Da Empoli lo formula con crudeza: los depredadores no necesitan crear el caos; les basta con administrarlo. En la Argentina, ese caos está dado. Y sobre ese terreno fértil prosperan liderazgos que prometen orden, ruptura o salvación, incluso si para eso deben ignorar procedimientos, relativizar reglas o erosionar controles.

Uno de los efectos más visibles de este proceso es la transformación de la política en una guerra.

Cuando el centro colapsa, la negociación deja de ser una virtud y pasa a ser vista como debilidad. El adversario deja de ser un competidor legítimo y se convierte en un enemigo moral. La “grieta” argentina no es solo una división ideológica: es una auténtica infraestructura de poder.

Organiza identidades, disciplina lealtades y convierte cualquier discusión —económica, institucional o cultural— en una batalla existencial. Gobernar importa menos que ganar la narrativa diaria. La política se mide en impactos, no en resultados.

En este escenario, la tecnología no es un instrumento: es el campo de batalla principal. Da Empoli señala que los nuevos depredadores no dominan las instituciones, sino las plataformas.

Comprenden mejor que nadie la lógica de los algoritmos, que premian la indignación, la simplificación y el conflicto permanente.

La Argentina ofrece un ejemplo elocuente. El desplazamiento del debate público hacia redes sociales como X, TikTok o YouTube aceleró la emocionalización de la política. El dirigente que grita circula mejor que el que explica. El ataque rinde más que el argumento. El experto pierde frente al influencer. La política se convierte en una performance continua, mientras las instituciones —Congreso, Justicia, partidos— parecen siempre llegar tarde.

Una de las advertencias más interesantes del libro es que este fenómeno no responde a una ideología específica.

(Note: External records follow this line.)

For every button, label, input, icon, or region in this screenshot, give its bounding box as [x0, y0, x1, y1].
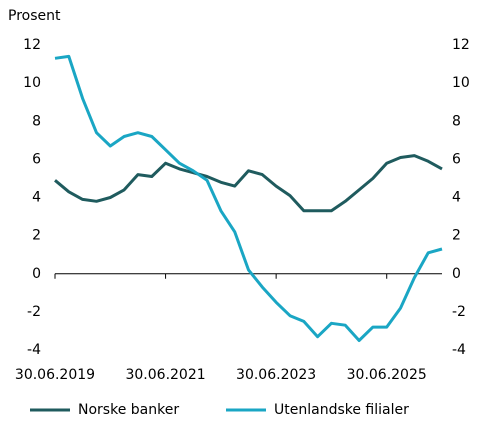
series-line [54, 54, 443, 342]
y2-tick-label: -2 [452, 304, 466, 320]
x-tick-label: 30.06.2025 [347, 367, 427, 383]
y-tick-label: -4 [27, 342, 41, 358]
legend-label: Utenlandske filialer [274, 402, 409, 418]
y2-tick-label: 10 [452, 75, 470, 91]
y-tick-label: 12 [23, 37, 41, 53]
y-tick-label: 8 [32, 113, 41, 129]
y-tick-label: 10 [23, 75, 41, 91]
x-tick-label: 30.06.2021 [125, 367, 205, 383]
series-line [54, 154, 443, 213]
y2-tick-label: 12 [452, 37, 470, 53]
x-tick-label: 30.06.2023 [236, 367, 316, 383]
y2-tick-label: 8 [452, 113, 461, 129]
y2-tick-label: -4 [452, 342, 466, 358]
y2-tick-label: 6 [452, 151, 461, 167]
y2-tick-label: 2 [452, 228, 461, 244]
y-tick-label: 4 [32, 190, 41, 206]
legend-label: Norske banker [78, 402, 179, 418]
y2-tick-label: 4 [452, 190, 461, 206]
y2-tick-label: 0 [452, 266, 461, 282]
y-axis-label: Prosent [8, 8, 61, 24]
y-tick-label: 2 [32, 228, 41, 244]
y-tick-label: 6 [32, 151, 41, 167]
y-tick-label: -2 [27, 304, 41, 320]
x-tick-label: 30.06.2019 [15, 367, 95, 383]
y-tick-label: 0 [32, 266, 41, 282]
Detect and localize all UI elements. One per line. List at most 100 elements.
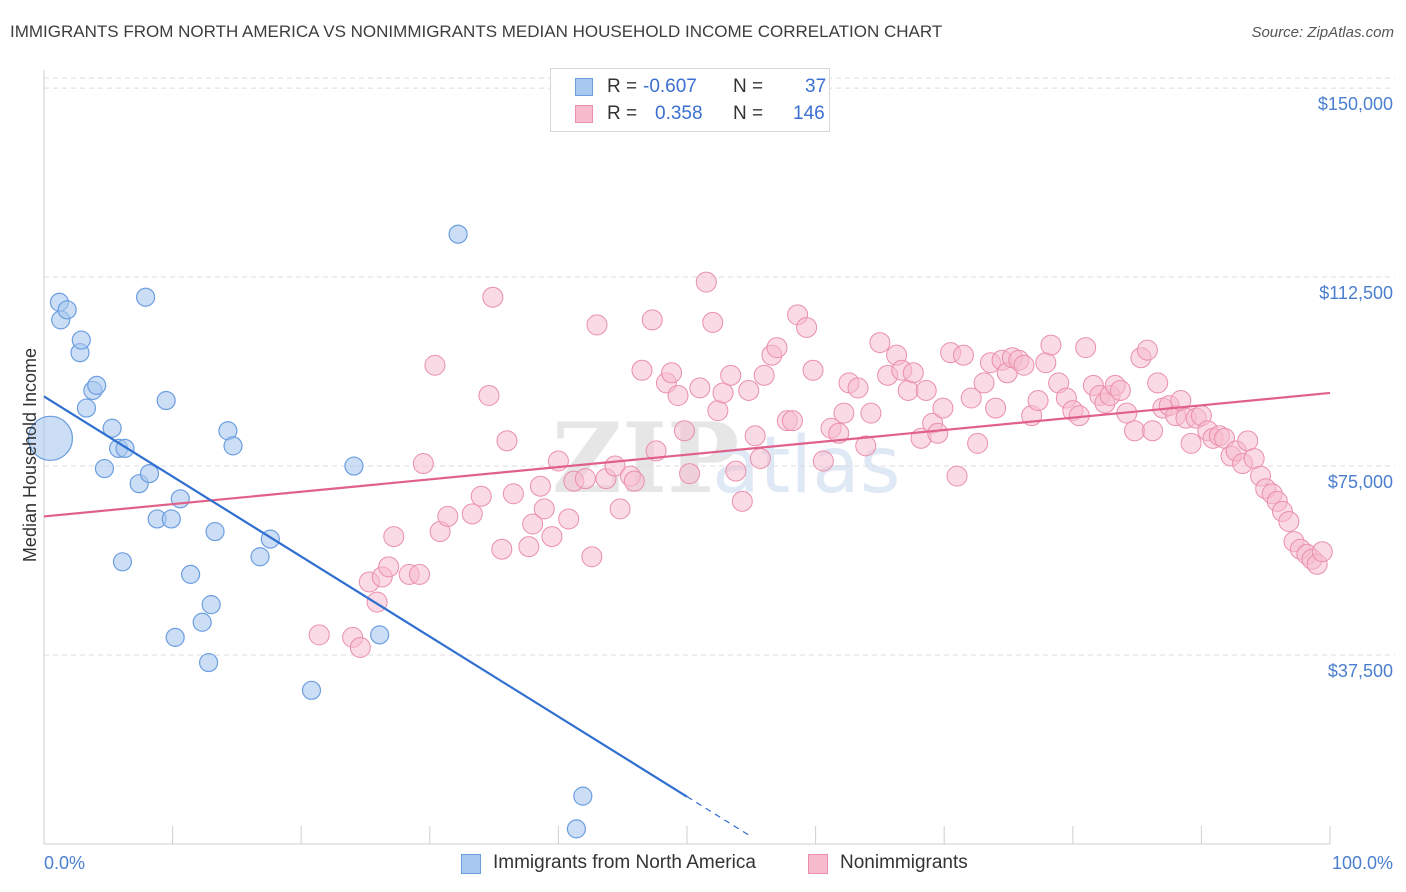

No es solo populismo ni solo tecnocracia. Es un método. En la Argentina, ese método adoptó formas diversas: liderazgos que concentraron poder en nombre de la justicia social y otros que justificaron decisiones extremas en nombre de la eficiencia o el mercado. Discursos distintos, misma lógica: actuar rápido, polarizar fuerte, minimizar controles.

El problema no es quién depreda, sino que la depredación se normaliza. La democracia deliberativa funciona con tiempos largos. Discute, procesa, corrige. Los depredadores operan en tiempo real. Deciden, comunican y avanzan. Esa asimetría temporal erosiona la legitimidad del sistema democrático y alimenta la idea de que las reglas son un obstáculo para resolver problemas urgentes.

En la Argentina, esa percepción se traduce en una creciente tolerancia social hacia soluciones que bordean —o directamente cruzan— los límites institucionales. El riesgo no es solo político. Es cultural: acostumbrarse a que el poder funcione sin frenos.

El mensaje final de Da Empoli, leído desde este lado del mundo, es tan incómodo como necesario. Combatir a los depredadores con ingenuidad institucional es perder. Imitarlos sin límites es destruir la democracia desde adentro.

El dilema argentino no es solo económico. Es político y cultural. Cómo reconstruir autoridad sin autoritarismo. Cómo ejercer poder sin depredar las reglas. Cómo actuar con velocidad sin vaciar la legitimidad.

Argentina no necesita más depredadores. Necesita un poder democrático capaz de sobrevivir en la jungla sin convertirse en parte de ella.